By mid-afternoon, the was gone. And glare was what was left: enough hot, eye-squinching sky to make your head hurt. No joke: it was actually painful to look out from under the patio cover toward the heat-soaked blank spot in the sky.

It’s not cheap to take down a tree like that. One of my neighbors at the old house had two of them taken out of her front yard, to the tune of a thousand bucks apiece. I don’t think Sally is exactly rolling in money…the reason they were living together, from what I can tell, was not that they were lovers but that they had thrown in together to pool their resources so they could spend their old age in a safe neighborhood, a pre-Baby Boom co-housing arrangement. Catherine had been a choir director; I don’t know what Sally did, but it’s pretty clear neither of them earned a lot of money during their working years.

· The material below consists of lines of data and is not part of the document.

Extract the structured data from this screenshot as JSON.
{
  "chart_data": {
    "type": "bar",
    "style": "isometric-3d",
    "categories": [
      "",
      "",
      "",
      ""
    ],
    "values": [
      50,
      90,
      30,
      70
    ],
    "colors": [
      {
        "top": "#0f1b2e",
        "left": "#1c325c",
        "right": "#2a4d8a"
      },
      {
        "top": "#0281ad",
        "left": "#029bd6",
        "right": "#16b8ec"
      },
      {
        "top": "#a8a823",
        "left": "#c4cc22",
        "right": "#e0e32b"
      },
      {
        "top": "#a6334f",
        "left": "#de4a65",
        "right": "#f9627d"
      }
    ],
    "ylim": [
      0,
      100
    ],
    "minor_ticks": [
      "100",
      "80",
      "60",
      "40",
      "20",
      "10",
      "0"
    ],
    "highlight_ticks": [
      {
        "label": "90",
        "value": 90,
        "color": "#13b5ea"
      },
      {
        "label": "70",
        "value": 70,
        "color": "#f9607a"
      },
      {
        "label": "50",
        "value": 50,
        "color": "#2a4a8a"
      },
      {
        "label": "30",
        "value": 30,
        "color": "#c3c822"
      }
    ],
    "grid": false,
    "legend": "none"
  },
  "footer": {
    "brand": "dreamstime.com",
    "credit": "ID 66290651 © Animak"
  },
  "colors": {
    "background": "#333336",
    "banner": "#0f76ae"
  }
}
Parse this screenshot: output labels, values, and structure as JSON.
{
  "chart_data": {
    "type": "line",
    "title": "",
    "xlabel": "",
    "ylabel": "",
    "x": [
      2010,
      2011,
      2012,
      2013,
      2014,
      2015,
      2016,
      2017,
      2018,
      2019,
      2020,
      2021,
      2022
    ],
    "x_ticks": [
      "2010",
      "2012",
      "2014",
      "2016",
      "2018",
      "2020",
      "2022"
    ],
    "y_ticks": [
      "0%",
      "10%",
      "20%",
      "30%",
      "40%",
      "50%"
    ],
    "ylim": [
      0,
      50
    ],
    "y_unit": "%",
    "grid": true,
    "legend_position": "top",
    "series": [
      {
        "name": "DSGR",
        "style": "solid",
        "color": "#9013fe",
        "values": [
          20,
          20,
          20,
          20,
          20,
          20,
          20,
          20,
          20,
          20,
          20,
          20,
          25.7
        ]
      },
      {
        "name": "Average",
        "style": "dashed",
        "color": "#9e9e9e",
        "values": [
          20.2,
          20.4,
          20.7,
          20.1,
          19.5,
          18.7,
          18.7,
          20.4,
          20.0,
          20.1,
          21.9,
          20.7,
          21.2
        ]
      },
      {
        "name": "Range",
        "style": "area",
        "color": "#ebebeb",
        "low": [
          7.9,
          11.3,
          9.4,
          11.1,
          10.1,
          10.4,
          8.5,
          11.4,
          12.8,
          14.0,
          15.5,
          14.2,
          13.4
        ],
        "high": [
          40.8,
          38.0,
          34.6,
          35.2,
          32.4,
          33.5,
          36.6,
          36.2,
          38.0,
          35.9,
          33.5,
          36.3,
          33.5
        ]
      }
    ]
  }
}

To spend a thousand bucks to lose a big, beautiful old tree…gosh. And wait’ll she sees next month’s power bill! In this climate, a tree like that can save as much as 30 percent on air conditioning. Even at my house, the additional glare and heat pouring in through the empty space where the tree was will probably push the up the bill some.

Wish she’d at least tried cutting out the dead branches before she chopped it down.